FKE is also asking for "meaningful dialogue" with the government on the full implementation of the NSSF Act, 2013, which increased the monthly contributions from a flat rate of Sh200 to Sh1,080 for employers and employees each, for workers who earn above Sh6,000, bringing that to a new monthly total of Sh2,160.
Employers say that some of the pertinent issues that have derailed the implementation of the Act remain unclear.
"The employers need clarity on what pensionable earnings are, on clarity on how to treat gratuity, and on automatic opting out from tier II for employers with private pensions schemes that are licensed and regulated by RBA to avoid the two months waiting period and clarity on taxing pension benefits," said FKE Executive Director Jacqueline Mugo.
"Why save for the worker then take 30 per cent away from them when they access their benefits?
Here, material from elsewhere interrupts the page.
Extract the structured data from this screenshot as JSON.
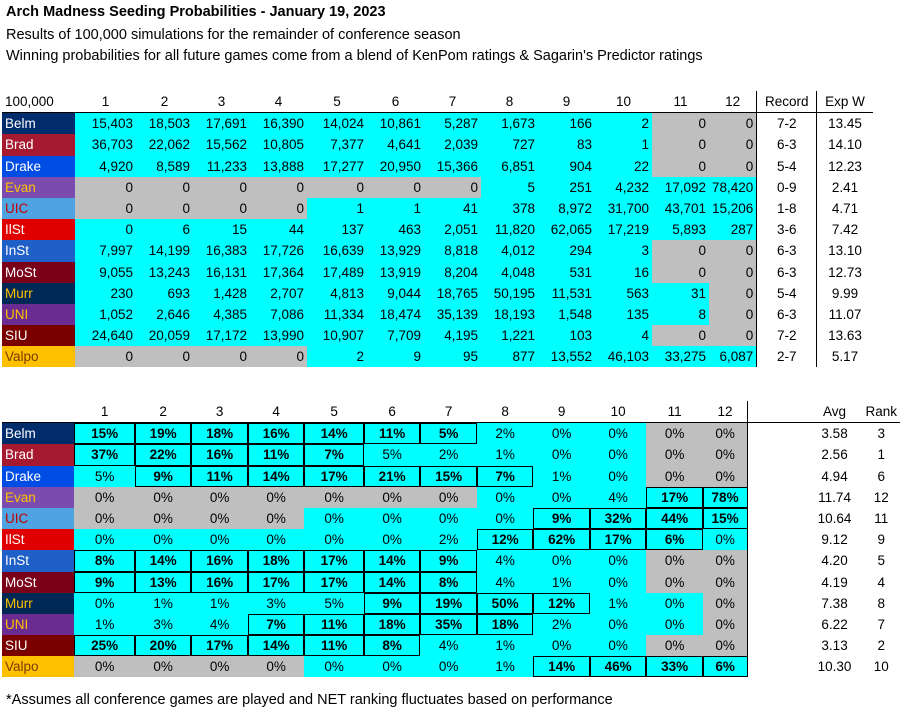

This defeats the purpose of saving for a pension."
Whether NSSF contribution is mandatory by employees above 60 years of age, whether employers are expected to remit Tier II for employees who are paid gratuity instead of joining the company pensions scheme at end of their contract, and if Tier 1 amount must be contributed to NSSF will increase within the years which employers have the option to contract-out are some of the issues FKE feels remain unanswered.
FKE says that unwillingness to meaningful engagement in good faith has been lacking from the government, hampering all efforts to implement the Act. But in a fortnight, a hurdle could be jumped.
"We have raised these issues with both the Ministry of Labour and the NSSF Board since 2014. On Wednesday, February 22, 2023, we met the Cabinet Secretary for Labour, the PS, and senior ministry officials and we raised these issues and proposed a way forward on them," said Mrs Mugo.